Justice Smith emailed BA requesting an explanation as to why a plane load of passengers’ luggage had been left off a flight he and his wife had taken from Florence to London. He further asked BA’s legal team, Slaughter and May and Monckton Chambers’ Jon Turner QC, to enquire into the case. BA’s lawyers subsequently accused him of bias and requested his recusal from the price-fixing litigation.
Smith earlier this month recused himself but used his judgment to explain about BA losing his luggage and further ‘exploiting’ the situation to have him removed from the case, which involves a dispute brought by several hundred claimants that alleges BA and 22 other airlines were part of a cartel involved in price-fixing air cargo services.
In a judgment published on Tuesday (28 July), he said: ‘I signed my emails as my judicial capacity to alert the Chairman to the fact that this was not merely an issue of a disgruntled consumer.

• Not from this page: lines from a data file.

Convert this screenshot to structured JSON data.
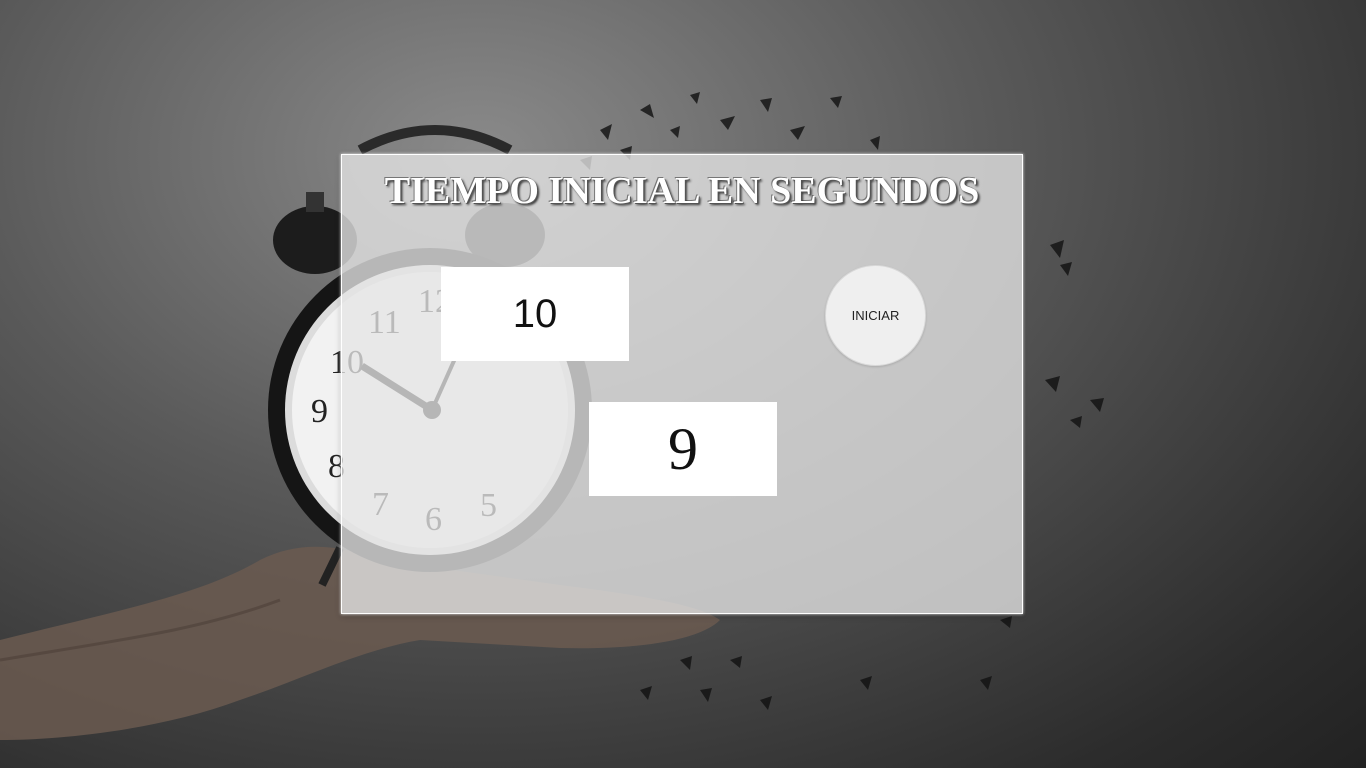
{
  "page": {
    "title": "TIEMPO INICIAL EN SEGUNDOS"
  },
  "timer": {
    "initial_seconds": "10",
    "start_label": "INICIAR",
    "countdown_value": "9"
  },
  "background": {
    "image": "alarm-clock-on-hand-shattering",
    "clock_numerals": [
      "11",
      "12",
      "10",
      "9",
      "8",
      "7",
      "6",
      "5"
    ]
  },
  "colors": {
    "panel_bg": "#e6e6e6",
    "panel_border": "#ffffff",
    "title_text": "#ffffff",
    "button_bg": "#efefef"
  }
}
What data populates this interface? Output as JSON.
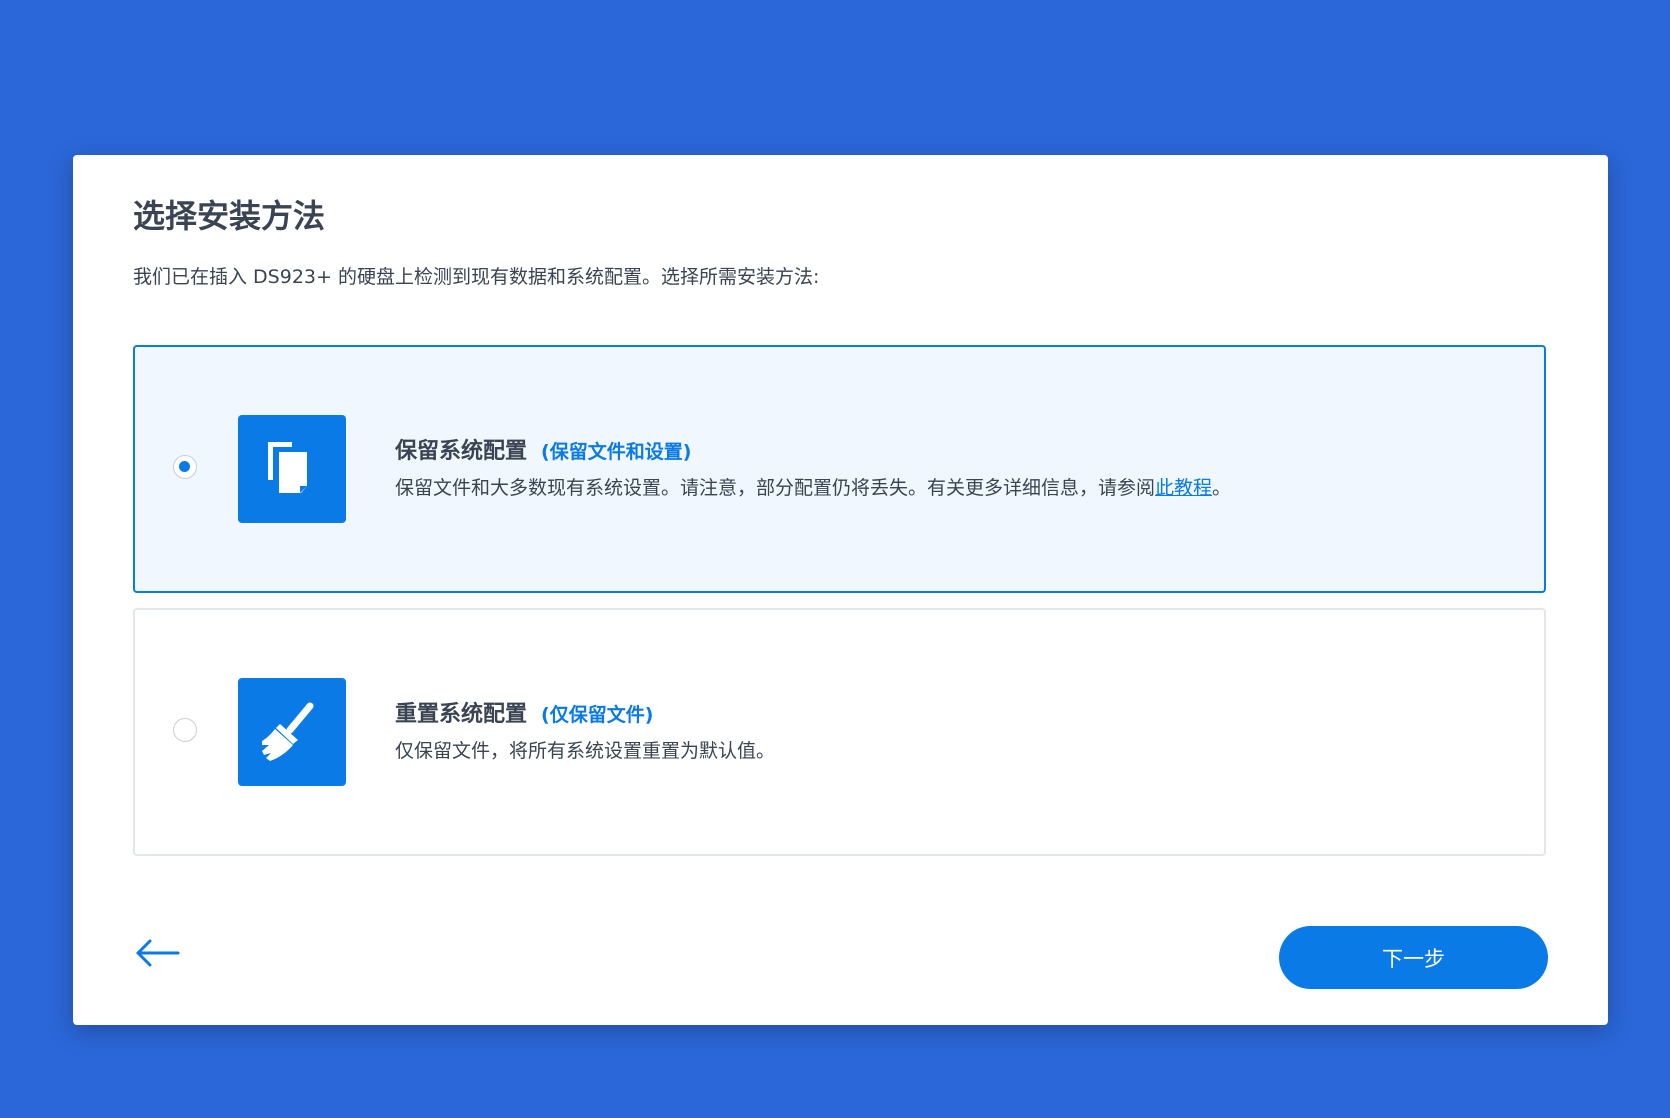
{
  "dialog": {
    "title": "选择安装方法",
    "subtitle": "我们已在插入 DS923+ 的硬盘上检测到现有数据和系统配置。选择所需安装方法:"
  },
  "options": [
    {
      "title": "保留系统配置",
      "tag": "(保留文件和设置)",
      "desc_prefix": "保留文件和大多数现有系统设置。请注意，部分配置仍将丢失。有关更多详细信息，请参阅",
      "link_text": "此教程",
      "desc_suffix": "。",
      "icon": "copy-files-icon",
      "selected": true
    },
    {
      "title": "重置系统配置",
      "tag": "(仅保留文件)",
      "desc": "仅保留文件，将所有系统设置重置为默认值。",
      "icon": "broom-icon",
      "selected": false
    }
  ],
  "footer": {
    "back_icon": "arrow-left-icon",
    "next_label": "下一步"
  },
  "colors": {
    "background": "#2b67d9",
    "accent": "#0a7ae6",
    "text": "#3a4452",
    "selected_bg": "#f0f7fe"
  }
}
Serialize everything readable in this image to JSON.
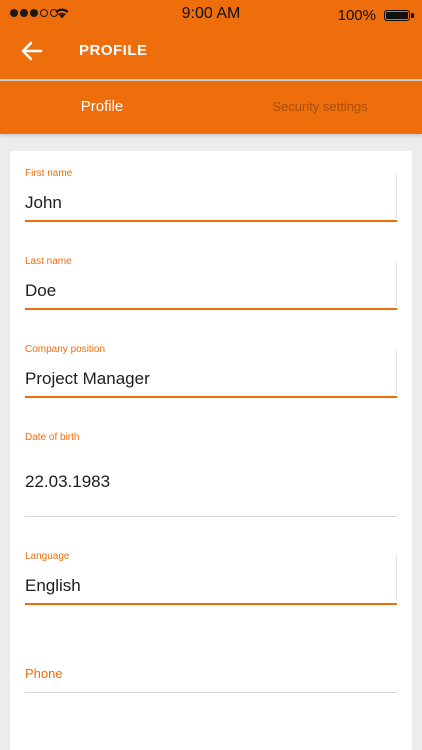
{
  "status_bar": {
    "time": "9:00 AM",
    "battery": "100%",
    "battery_level": 1.0,
    "signal_bars_filled": 3,
    "signal_bars_total": 5
  },
  "header": {
    "title": "PROFILE",
    "back_icon": "arrow-left-icon"
  },
  "tabs": [
    {
      "label": "Profile",
      "active": true
    },
    {
      "label": "Security settings",
      "active": false
    }
  ],
  "form": {
    "first_name": {
      "label": "First name",
      "value": "John"
    },
    "last_name": {
      "label": "Last name",
      "value": "Doe"
    },
    "company_position": {
      "label": "Company position",
      "value": "Project Manager"
    },
    "date_of_birth": {
      "label": "Date of birth",
      "value": "22.03.1983"
    },
    "language": {
      "label": "Language",
      "value": "English"
    },
    "phone": {
      "label": "Phone",
      "value": ""
    }
  },
  "colors": {
    "accent": "#ee6e0c",
    "tab_inactive": "#a74f0b",
    "background": "#ececec"
  }
}
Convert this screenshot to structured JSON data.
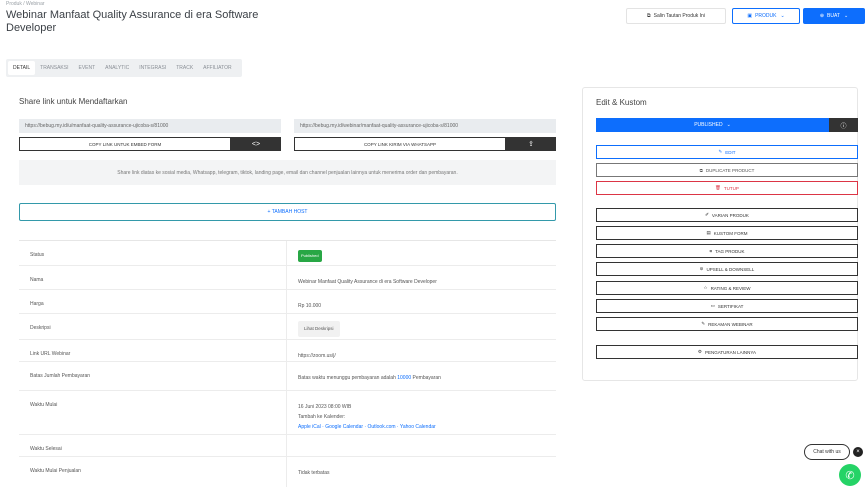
{
  "header": {
    "breadcrumb": "Produk / Webinar",
    "title": "Webinar Manfaat Quality Assurance di era Software Developer",
    "copy_link_label": "Salin Tautan Produk Ini",
    "produk_label": "PRODUK",
    "buat_label": "BUAT"
  },
  "tabs": [
    "DETAIL",
    "TRANSAKSI",
    "EVENT",
    "ANALYTIC",
    "INTEGRASI",
    "TRACK",
    "AFFILIATOR"
  ],
  "share": {
    "title": "Share link untuk Mendaftarkan",
    "link_1": "https://bebug.my.id/u/manfaat-quality-assurance-ujicoba-s/81000",
    "link_2": "https://bebug.my.id/webinar/manfaat-quality-assurance-ujicoba-s/81000",
    "copy_embed_label": "COPY LINK UNTUK EMBED FORM",
    "copy_wa_label": "COPY LINK KIRIM VIA WHATSAPP",
    "embed_icon": "<>",
    "share_icon": "⇪",
    "notice": "Share link diatas ke sosial media, Whatsapp, telegram, tiktok, landing page, email dan channel penjualan lainnya untuk menerima order dan pembayaran."
  },
  "add_host_label": "+ TAMBAH HOST",
  "details": {
    "status_key": "Status",
    "status_value": "Published",
    "nama_key": "Nama",
    "nama_value": "Webinar Manfaat Quality Assurance di era Software Developer",
    "harga_key": "Harga",
    "harga_value": "Rp 10.000",
    "deskripsi_key": "Deskripsi",
    "deskripsi_value": "Lihat Deskripsi",
    "link_key": "Link URL Webinar",
    "link_value": "https://zoom.us/j/",
    "batas_key": "Batas Jumlah Pembayaran",
    "batas_value_pre": "Batas waktu menunggu pembayaran adalah",
    "batas_value_link": "10000",
    "batas_value_post": "Pembayaran",
    "waktu_mulai_key": "Waktu Mulai",
    "waktu_mulai_value": "16 Juni 2023 08:00 WIB",
    "calendar_note": "Tambah ke Kalender:",
    "calendar_links": "Apple iCal · Google Calendar · Outlook.com · Yahoo Calendar",
    "waktu_selesai_key": "Waktu Selesai",
    "waktu_penjualan_key": "Waktu Mulai Penjualan",
    "waktu_penjualan_value": "Tidak terbatas"
  },
  "edit_panel": {
    "title": "Edit & Kustom",
    "published_label": "PUBLISHED",
    "edit_label": "EDIT",
    "duplicate_label": "DUPLICATE PRODUCT",
    "tutup_label": "TUTUP",
    "varian_label": "VARIAN PRODUK",
    "custom_form_label": "KUSTOM FORM",
    "tag_label": "TAG PRODUK",
    "upsell_label": "UPSELL & DOWNSELL",
    "rating_label": "RATING & REVIEW",
    "sertifikat_label": "SERTIFIKAT",
    "rekaman_label": "REKAMAN WEBINAR",
    "pengaturan_label": "PENGATURAN LAINNYA"
  },
  "chat": {
    "label": "Chat with us",
    "close": "×"
  },
  "colors": {
    "primary": "#0d6efd",
    "danger": "#dc3545",
    "success": "#28a745",
    "dark": "#333333"
  }
}
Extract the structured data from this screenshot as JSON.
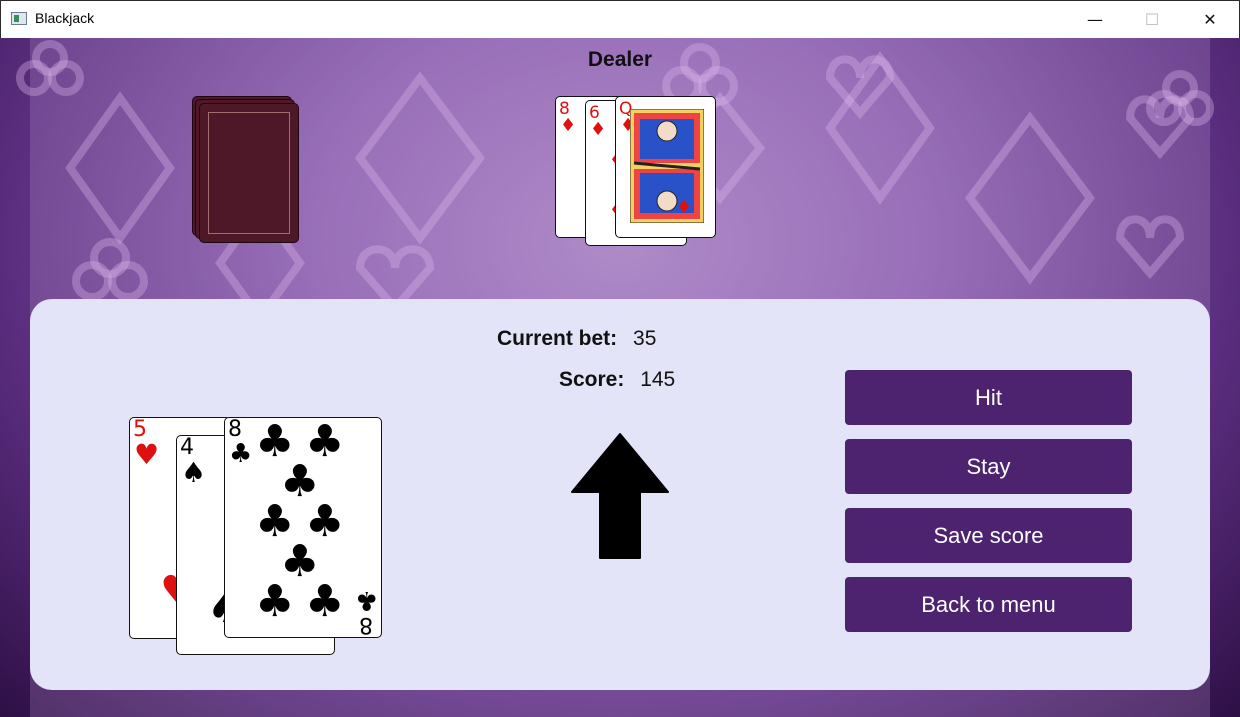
{
  "window": {
    "title": "Blackjack",
    "minimize": "—",
    "maximize": "☐",
    "close": "✕"
  },
  "dealer": {
    "label": "Dealer",
    "cards": [
      {
        "rank": "8",
        "suit": "♦",
        "color": "red"
      },
      {
        "rank": "6",
        "suit": "♦",
        "color": "red"
      },
      {
        "rank": "Q",
        "suit": "♦",
        "color": "red"
      }
    ]
  },
  "player": {
    "current_bet_label": "Current bet:",
    "current_bet_value": "35",
    "score_label": "Score:",
    "score_value": "145",
    "cards": [
      {
        "rank": "5",
        "suit": "♥",
        "color": "red"
      },
      {
        "rank": "4",
        "suit": "♠",
        "color": "black"
      },
      {
        "rank": "8",
        "suit": "♣",
        "color": "black"
      }
    ]
  },
  "buttons": {
    "hit": "Hit",
    "stay": "Stay",
    "save_score": "Save score",
    "back_to_menu": "Back to menu"
  },
  "icons": {
    "turn_indicator": "up-arrow-icon"
  },
  "colors": {
    "button": "#4d2370",
    "panel": "#e4e4f8",
    "card_back": "#4e1828"
  }
}
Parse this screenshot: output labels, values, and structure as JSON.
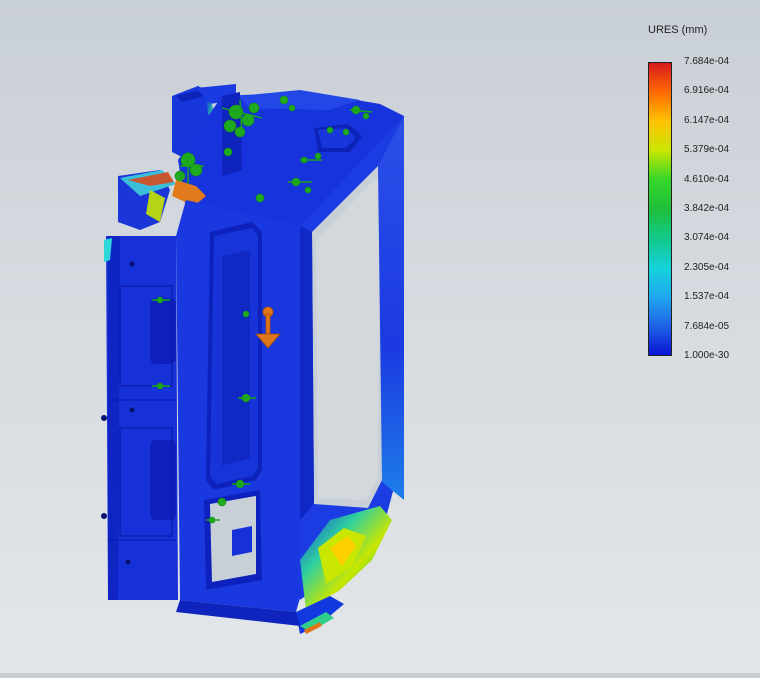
{
  "legend": {
    "title": "URES (mm)",
    "labels": [
      "7.684e-04",
      "6.916e-04",
      "6.147e-04",
      "5.379e-04",
      "4.610e-04",
      "3.842e-04",
      "3.074e-04",
      "2.305e-04",
      "1.537e-04",
      "7.684e-05",
      "1.000e-30"
    ],
    "colors": [
      "#d7191c",
      "#ff6a00",
      "#ffc300",
      "#c8e600",
      "#35d62b",
      "#1fbf3a",
      "#12c98a",
      "#15d2d8",
      "#1fa8f0",
      "#1f63e6",
      "#0a14d6"
    ]
  }
}
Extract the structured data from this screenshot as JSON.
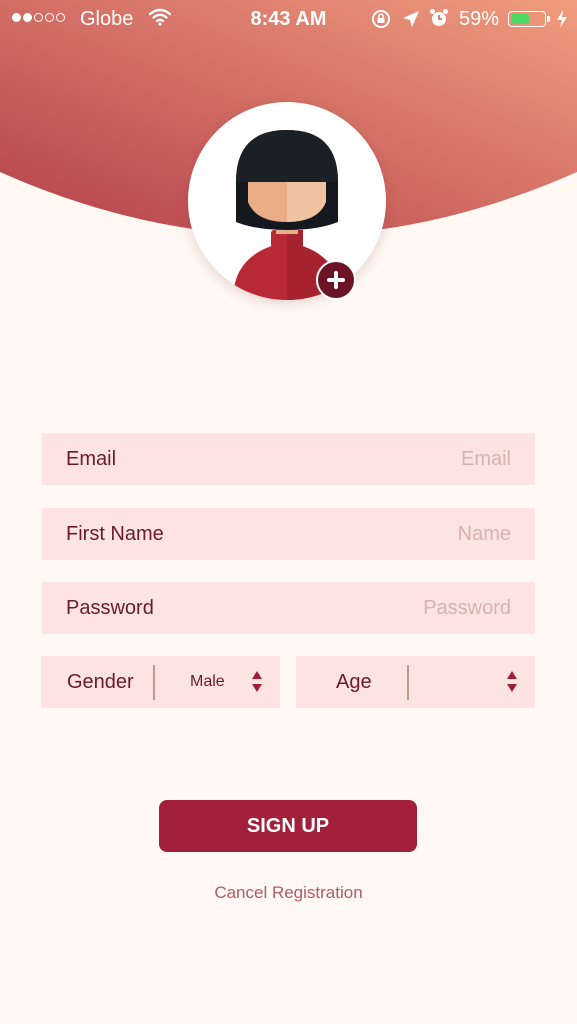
{
  "status_bar": {
    "carrier": "Globe",
    "time": "8:43 AM",
    "battery_percent": "59%",
    "battery_level": 0.59,
    "signal_strength": 2,
    "icons": [
      "wifi-icon",
      "orientation-lock-icon",
      "location-arrow-icon",
      "alarm-icon",
      "battery-icon",
      "charging-bolt-icon"
    ]
  },
  "avatar": {
    "icon": "female-avatar-icon",
    "add_icon": "plus-icon"
  },
  "form": {
    "email": {
      "label": "Email",
      "placeholder": "Email",
      "value": ""
    },
    "first_name": {
      "label": "First Name",
      "placeholder": "Name",
      "value": ""
    },
    "password": {
      "label": "Password",
      "placeholder": "Password",
      "value": ""
    },
    "gender": {
      "label": "Gender",
      "value": "Male"
    },
    "age": {
      "label": "Age",
      "value": ""
    }
  },
  "actions": {
    "signup_label": "SIGN UP",
    "cancel_label": "Cancel Registration"
  },
  "colors": {
    "background": "#fff8f3",
    "header_gradient_start": "#b53f4a",
    "header_gradient_end": "#f09c7e",
    "field_background": "#fde4e0",
    "primary_button": "#a2203a",
    "label_text": "#6b1a2b",
    "placeholder_text": "#d7b2ae",
    "link_text": "#b35a65"
  }
}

For reasons which I set out below was essential that his office knew about the proceedings and those conducting the proceedings knew about the complaint. I also advised him to contact the lawyers conducting this litigation on BA’s behalf.’
Smith also argued in his judgment it is impossible to keep the two issues ‘separate’. ‘That is not to say that I should ever use the litigation to try and get better treatment or better return of my luggage. I have made it clear all along to the lawyers that I was not concerned about that. I was concerned about why because of the potential similarity between claims in this litigation and the claims in respect of the luggage and the fact that the entirety of the passengers’ luggage was left behind. So, at the earliest opportunity, I called in the lawyers into my room and explained the position to them.’
A spokesperson for the JCIO confirmed Smith is now being investigated.
Justice Smith has faced controversy several times before, and is well known as the judge who heard the Da Vinci Code case and dismissed a breach of copyright claim against its author Dan Brown using an embedded code within the judgment for his own amusement. He further came under scrutiny in 2008 when reprimanded by the Lord Chief Justice for his misconduct relating to Addleshaw Goddard. After engaging in conversations with the firm over the possibility of employment, he was then assigned to a case against the firm and was removed for bias.